Sunday, November 17, 2019


SOFT POWER, an ambitious show of new artwork from 20 international artists, just opened on two floors at SFMOMA and I'm afraid it was underwhelming.

According to the exhibition's website, the show is supposed to be political: "Appropriated from the Reagan-era term used to describe how a country’s “soft” assets such as culture, political values, and foreign policies can be more influential than coercive or violent expressions of power, the title contemplates the potential of art and offers a provocation to the public to exert their own influence on the world."

It continues: "Taken together, the works in SOFT POWER demonstrate what cultural theorist and filmmaker Manthia Diawara has called a solidarity between intuitions — a concept that acknowledges the complexity, darkness, and opacity from which our reality emerges — that expresses the poetry and imagination of our differences."

It doesn't get much more amorphously artspeak than that.
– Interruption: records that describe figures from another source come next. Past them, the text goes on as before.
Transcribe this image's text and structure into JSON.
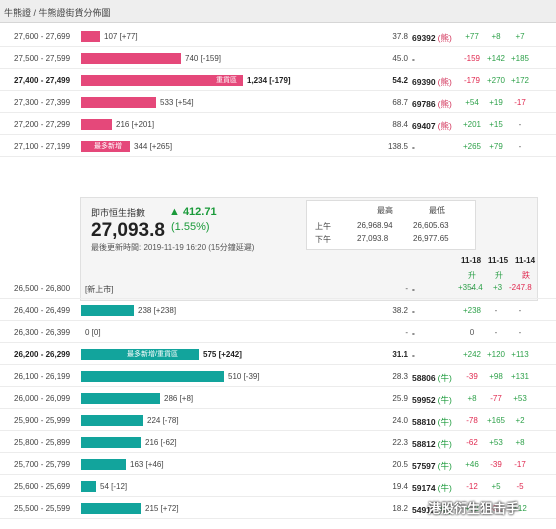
{
  "header": {
    "title": "牛熊證 / 牛熊證街貨分佈圖"
  },
  "rows_top": [
    {
      "range": "27,600 - 27,699",
      "qty": "107 [+77]",
      "ratio": "37.8",
      "code": "69392",
      "type": "(熊)",
      "c1": "+77",
      "c2": "+8",
      "c3": "+7",
      "bar": 0.12,
      "tag": ""
    },
    {
      "range": "27,500 - 27,599",
      "qty": "740 [-159]",
      "ratio": "45.0",
      "code": "-",
      "type": "",
      "c1": "-159",
      "c2": "+142",
      "c3": "+185",
      "bar": 0.62,
      "tag": ""
    },
    {
      "range": "27,400 - 27,499",
      "qty": "1,234 [-179]",
      "ratio": "54.2",
      "code": "69390",
      "type": "(熊)",
      "c1": "-179",
      "c2": "+270",
      "c3": "+172",
      "bar": 1.0,
      "tag": "重貨區",
      "bold": true
    },
    {
      "range": "27,300 - 27,399",
      "qty": "533 [+54]",
      "ratio": "68.7",
      "code": "69786",
      "type": "(熊)",
      "c1": "+54",
      "c2": "+19",
      "c3": "-17",
      "bar": 0.46,
      "tag": ""
    },
    {
      "range": "27,200 - 27,299",
      "qty": "216 [+201]",
      "ratio": "88.4",
      "code": "69407",
      "type": "(熊)",
      "c1": "+201",
      "c2": "+15",
      "c3": "-",
      "bar": 0.19,
      "tag": ""
    },
    {
      "range": "27,100 - 27,199",
      "qty": "344 [+265]",
      "ratio": "138.5",
      "code": "-",
      "type": "",
      "c1": "+265",
      "c2": "+79",
      "c3": "-",
      "bar": 0.3,
      "tag": "最多新增"
    }
  ],
  "panel": {
    "title": "即市恒生指數",
    "index": "27,093.8",
    "change": "▲ 412.71",
    "pct": "(1.55%)",
    "updated": "最後更新時間: 2019-11-19 16:20 (15分鐘延遲)",
    "col_high": "最高",
    "col_low": "最低",
    "am_label": "上午",
    "am_high": "26,968.94",
    "am_low": "26,605.63",
    "pm_label": "下午",
    "pm_high": "27,093.8",
    "pm_low": "26,977.65",
    "dates": [
      "11-18",
      "11-15",
      "11-14"
    ],
    "trend": [
      "升",
      "升",
      "跌"
    ],
    "net": [
      "+354.4",
      "+3",
      "-247.8"
    ]
  },
  "rows_bottom": [
    {
      "range": "26,500 - 26,800",
      "qty": "[新上市]",
      "ratio": "-",
      "code": "-",
      "type": "",
      "c1": "-",
      "c2": "",
      "c3": "",
      "bar": 0,
      "tag": ""
    },
    {
      "range": "26,400 - 26,499",
      "qty": "238 [+238]",
      "ratio": "38.2",
      "code": "-",
      "type": "",
      "c1": "+238",
      "c2": "-",
      "c3": "-",
      "bar": 0.33,
      "tag": ""
    },
    {
      "range": "26,300 - 26,399",
      "qty": "0 [0]",
      "ratio": "-",
      "code": "-",
      "type": "",
      "c1": "0",
      "c2": "-",
      "c3": "-",
      "bar": 0,
      "tag": ""
    },
    {
      "range": "26,200 - 26,299",
      "qty": "575 [+242]",
      "ratio": "31.1",
      "code": "-",
      "type": "",
      "c1": "+242",
      "c2": "+120",
      "c3": "+113",
      "bar": 0.73,
      "tag": "最多新增/重貨區",
      "bold": true
    },
    {
      "range": "26,100 - 26,199",
      "qty": "510 [-39]",
      "ratio": "28.3",
      "code": "58806",
      "type": "(牛)",
      "c1": "-39",
      "c2": "+98",
      "c3": "+131",
      "bar": 0.88,
      "tag": ""
    },
    {
      "range": "26,000 - 26,099",
      "qty": "286 [+8]",
      "ratio": "25.9",
      "code": "59952",
      "type": "(牛)",
      "c1": "+8",
      "c2": "-77",
      "c3": "+53",
      "bar": 0.49,
      "tag": ""
    },
    {
      "range": "25,900 - 25,999",
      "qty": "224 [-78]",
      "ratio": "24.0",
      "code": "58810",
      "type": "(牛)",
      "c1": "-78",
      "c2": "+165",
      "c3": "+2",
      "bar": 0.38,
      "tag": ""
    },
    {
      "range": "25,800 - 25,899",
      "qty": "216 [-62]",
      "ratio": "22.3",
      "code": "58812",
      "type": "(牛)",
      "c1": "-62",
      "c2": "+53",
      "c3": "+8",
      "bar": 0.37,
      "tag": ""
    },
    {
      "range": "25,700 - 25,799",
      "qty": "163 [+46]",
      "ratio": "20.5",
      "code": "57597",
      "type": "(牛)",
      "c1": "+46",
      "c2": "-39",
      "c3": "-17",
      "bar": 0.28,
      "tag": ""
    },
    {
      "range": "25,600 - 25,699",
      "qty": "54 [-12]",
      "ratio": "19.4",
      "code": "59174",
      "type": "(牛)",
      "c1": "-12",
      "c2": "+5",
      "c3": "-5",
      "bar": 0.09,
      "tag": ""
    },
    {
      "range": "25,500 - 25,599",
      "qty": "215 [+72]",
      "ratio": "18.2",
      "code": "54911",
      "type": "(牛)",
      "c1": "+72",
      "c2": "-31",
      "c3": "+12",
      "bar": 0.37,
      "tag": ""
    }
  ],
  "watermark": "港股衍生狙击手",
  "colors": {
    "bear": "#e5487a",
    "bull": "#12a49c",
    "up": "#2ea14a",
    "down": "#e0284f"
  }
}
There are probably some very good artists in the exhibition, but the context doesn't do them any favors. As my friend Austin said, "This is no time to be timid with political art, either go big or go home."

A couple of artists felt the same way, including Minerva Cuevas from Mexico City with The Discovery of invisible nature, her wonderful mural wall at the entrance to the 7th floor galleries.

So did Xaviera Simmons from New York City who created a wall-size riff on Jacob Lawrence's Migration series from the 1940s.

It's entitled, They're All Afraid, All of Them, That's It! They're All Southern! The Whole United States Is Southern!

However, most of the conceptual art was indeed timid, like Brazilian Cinthia Marcelle's There Is No More Place in This Place with its messing up of ceiling tiles. According to the wall text, "For the artist, the grid structure that supports these tiles represents the patriarchal system that has governed for as long as we can recall. As expressed through architecture, this felt patriarchy has shaped our experiences, memories, and movements." The irony, of course, is that this exhibition and the latest expansion of the museum was primarily bankrolled by Charles Schwab, proud San Francisco Republican and patriarchy personified.

There is one truly great, striking work on the 4th floor: Jewel, a seven-minute film by the London artist Hassan Khan. I'm not going to ruin it by trying to describe the piece, so let's just say it involves Mideastern music, light, and two men dancing.